Hit-or-miss storms added almost 5 feet of water to Hood County’s Lake Granbury over the last few days but left lakes to the north and east that supply water to much of the Dallas region unchanged.

“There were sites with 4-, 5- and 6-inch amounts of rain” in Hood and Johnson counties, said Jesse Moore, a meteorologist with the National Weather Service in Fort Worth, with a site southeast of Granbury picking up 8.17 inches of rain and another just north of town getting 7.58 inches.

The Red Cross said Monday that nine homes in Hood County were left uninhabitable, though its assessment of the damage was not complete.

“But most areas across the region got anywhere from a half to an inch-and-a-half,” Moore said. “We just saw much heavier amounts to the west and southwest.”

So while Lake Granbury jumped from 49 percent of capacity on Saturday to almost 66 percent on Monday, Lavon Lake, the primary reservoir for 1.6 million people living north and east of Dallas, was slightly lower — 50.6 percent of capacity on Saturday and 50.5 on Monday.

Lavon serves the North Texas Municipal Water District, which has been hit hard by the ongoing drought.

Widespread rains Sunday and Monday mostly missed the lake and the creeks that feed it with rainwater. While Frisco and Celina, both west of the lake, reported more than an inch of rainfall, nearby McKinney saw only 0.08 inches.

Monday’s storms moved swiftly across the region from northwest to southeast, with gusty winds ahead of the storm but only modest amounts of rain.

The rains held morning temperatures in the mid- to upper-60s, with the afternoon warming only to the upper 80s, about 5 degrees below normal.

The front that blew through the area early Monday knocked out power to about 10,000 customers over a broad swath of North Texas, said Justin Ozuna, a spokesman for Oncor, the region’s electric provider.

“That’s down to about 2,100 now,” he said late Monday afternoon, “and we’ll continue working until all power is restored.”

The current weather pattern could steer more storms across the region over the next day or two. Rain chances decrease toward the end of the week, Moore said, though North Texas could see afternoon and evening thunderstorms Friday and Saturday.
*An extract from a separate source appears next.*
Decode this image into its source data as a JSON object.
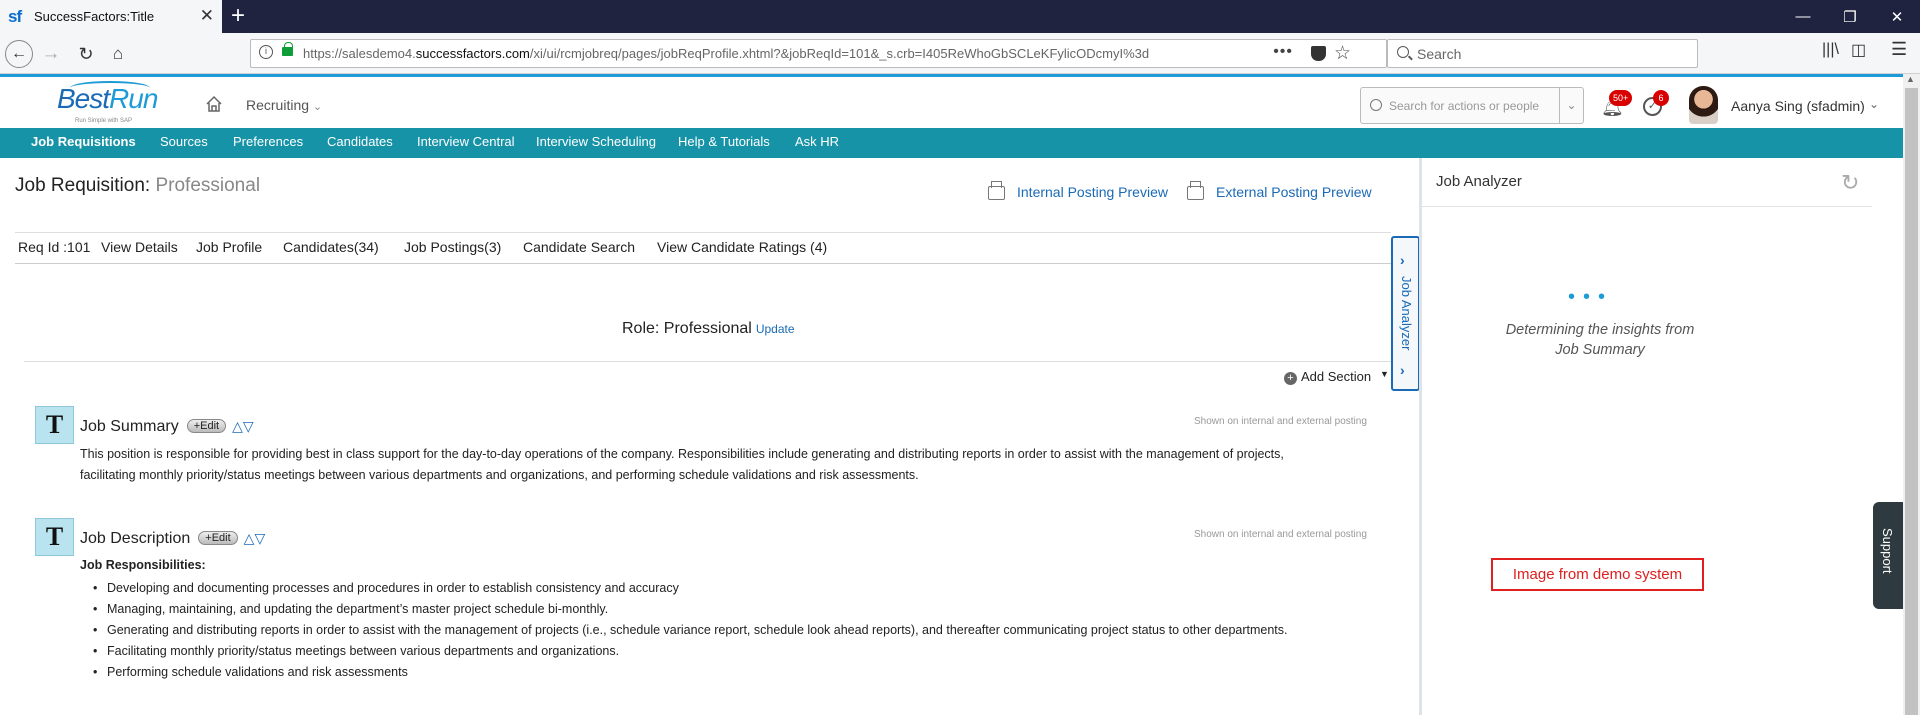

Still, the heavy rains west of Dallas-Fort Worth were “a big bonus” for the drought-stricken Brazos region, Moore said.

“It was a slow-moving disturbance, with gulf moisture from the south and some tropical moisture from the Pacific in the upper levels,” he said. “That really helped enhance the rainfall totals.”

The Associated Press contributed to this report.